Poleiro do Chantecler – A vida como ela é

Meus caros, raros e fiéis leitores,

Vou dar um tempo à política pra falar um pouco de amenidades. Essa história quem me contou foi um conhecido num bar quando, depois de falar de política, de futebol e de mulher, o papo enveredou para a religião. Éramos cinco na mesa. Dois muito religiosos, católicos fervorosos, um evangélico praticante, um daqueles que se dizem católico não-praticante e um que se dizia ateu. Depois daquela discussão inicial sobre a improvável ou provável existência de Deus, e finalmente aceitando a hipótese de que Deus realmente existe, a conversa descambou para a possibilidade de haver milagre, quer dizer, se alguém, por exemplo, com problemas de saúde, é capaz de ser curado por Deus pelo poder das orações. Dos cinco ali somente os dois católicos fervorosos tinham plena convicção de que esse tipo de milagre ocorre com certeza. A discussão corria solta quando se aproximou do grupo um senhor conhecido do grupo que estava sentado numa mesa próxima ouvindo o nosso papo e disse:

-Me desculpem a interrupção, mas estou ouvindo a discussão dos senhores e vejo que está difícil para vocês chegarem a um consenso. Eu gostaria de contar um caso para vocês acontecido numa cidade relativamente pequena no norte de Minas – assim do tamanho de Bom Despacho – e que pode ajudá-los a chegar a alguma conclusão sobre esse assunto tão polêmico. Não vou dizer o nome da cidade, por razões óbvias. Vou direto ao fato:

Nessa tal cidade, construíram uma igreja evangélica que era muito frequentada pelos crentes. Os cultos eram às 2as., 4as., 6as. e sábados. Os de 6as. e sábados lotavam a igreja. E era muita oração e cantoria. O Pastor era bem falante e bem cantante e entusiasmava os fiéis.
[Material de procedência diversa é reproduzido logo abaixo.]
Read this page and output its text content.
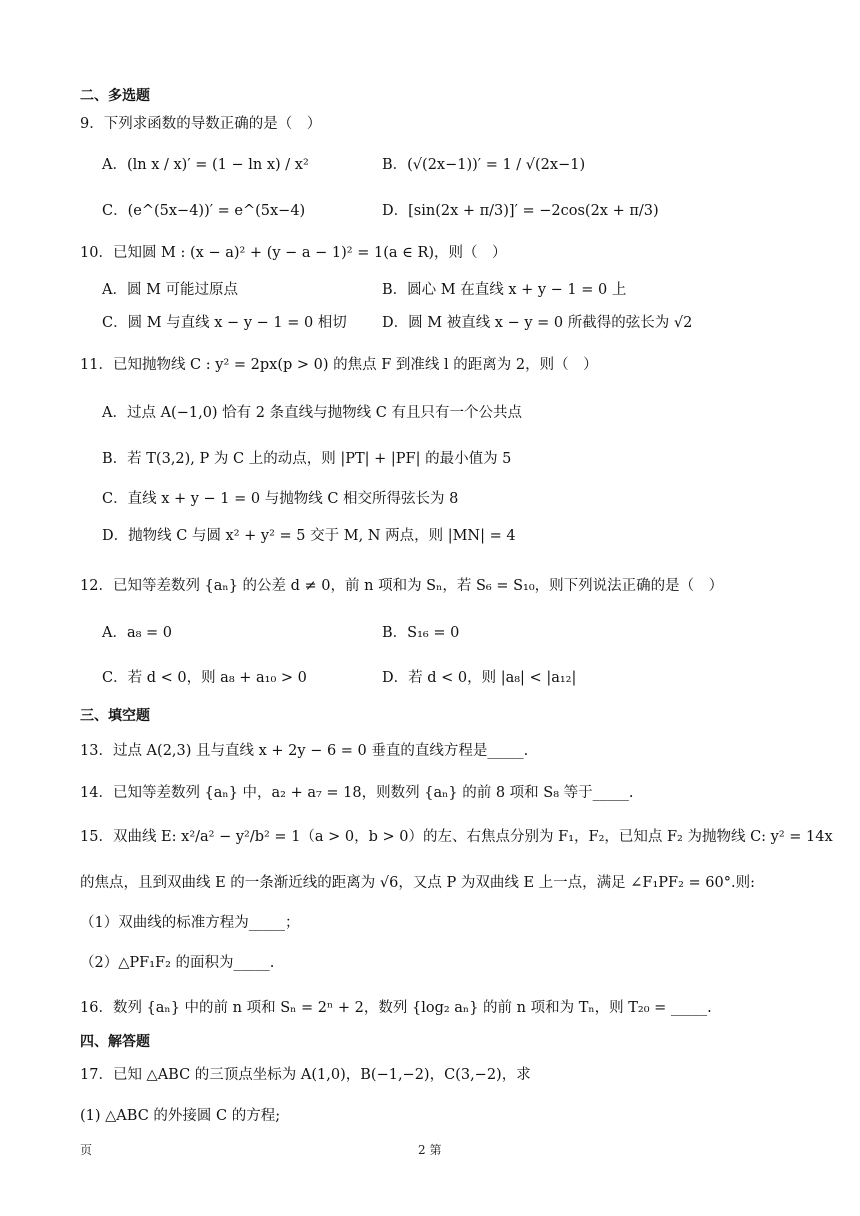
二、多选题
9．下列求函数的导数正确的是（　）
A．(ln x / x)′ = (1 − ln x) / x²	B．(√(2x−1))′ = 1 / √(2x−1)
C．(e^(5x−4))′ = e^(5x−4)	D．[sin(2x + π/3)]′ = −2cos(2x + π/3)
10．已知圆 M : (x − a)² + (y − a − 1)² = 1(a ∈ R)，则（　）
A．圆 M 可能过原点	B．圆心 M 在直线 x + y − 1 = 0 上
C．圆 M 与直线 x − y − 1 = 0 相切 D．圆 M 被直线 x − y = 0 所截得的弦长为 √2
11．已知抛物线 C : y² = 2px(p > 0) 的焦点 F 到准线 l 的距离为 2，则（　）
A．过点 A(−1,0) 恰有 2 条直线与抛物线 C 有且只有一个公共点
B．若 T(3,2), P 为 C 上的动点，则 |PT| + |PF| 的最小值为 5
C．直线 x + y − 1 = 0 与抛物线 C 相交所得弦长为 8
D．抛物线 C 与圆 x² + y² = 5 交于 M, N 两点，则 |MN| = 4
12．已知等差数列 {aₙ} 的公差 d ≠ 0，前 n 项和为 Sₙ，若 S₆ = S₁₀，则下列说法正确的是（　）
A．a₈ = 0	B．S₁₆ = 0
C．若 d < 0，则 a₈ + a₁₀ > 0	D．若 d < 0，则 |a₈| < |a₁₂|
三、填空题
13．过点 A(2,3) 且与直线 x + 2y − 6 = 0 垂直的直线方程是_____.
14．已知等差数列 {aₙ} 中，a₂ + a₇ = 18，则数列 {aₙ} 的前 8 项和 S₈ 等于_____.
15．双曲线 E: x²/a² − y²/b² = 1（a > 0，b > 0）的左、右焦点分别为 F₁，F₂，已知点 F₂ 为抛物线 C: y² = 14x
的焦点，且到双曲线 E 的一条渐近线的距离为 √6，又点 P 为双曲线 E 上一点，满足 ∠F₁PF₂ = 60°.则:
（1）双曲线的标准方程为_____；
（2）△PF₁F₂ 的面积为_____.
16．数列 {aₙ} 中的前 n 项和 Sₙ = 2ⁿ + 2，数列 {log₂ aₙ} 的前 n 项和为 Tₙ，则 T₂₀ = _____.
四、解答题
17．已知 △ABC 的三顶点坐标为 A(1,0)，B(−1,−2)，C(3,−2)，求
(1) △ABC 的外接圆 C 的方程;
页	2 第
Na mesma rua, um pouco mais abaixo, havia um pequeno bordel que, talvez devido à alta frequência da Igreja, foi se tornando mais e mais conhecido e sua dona decidiu ampliar suas instalações. Contratou umas putas mais novas de outras cidades vizinhas e, de repente, o seu movimento de fim de semana quase rivalizava com o da igreja evangélica. Mais interessante ainda, o puteiro passou a atrair alguns fiéis da igreja que, terminado o culto, não raras vezes davam um pulinho até o cabaré.

Incomodado com isso, o Pastor decidiu ir ao puteiro e conversou com a digníssima cafetina-mor e tentou convencê-la a mudar de endereço porque não ficava bem um bordel daqueles perto de uma igreja, quer dizer, perto da Casa do Senhor. O Pastor falou, falou e a cafetina só respondia não. Logo agora que ela começou a ganhar uns trocados, ora bolas! O Pastor chegou até a oferecer uma ajuda financeira para ela se mudar com seu puteiro. Mas a cafetina estava irredutível. A igreja incomodada que se mudasse!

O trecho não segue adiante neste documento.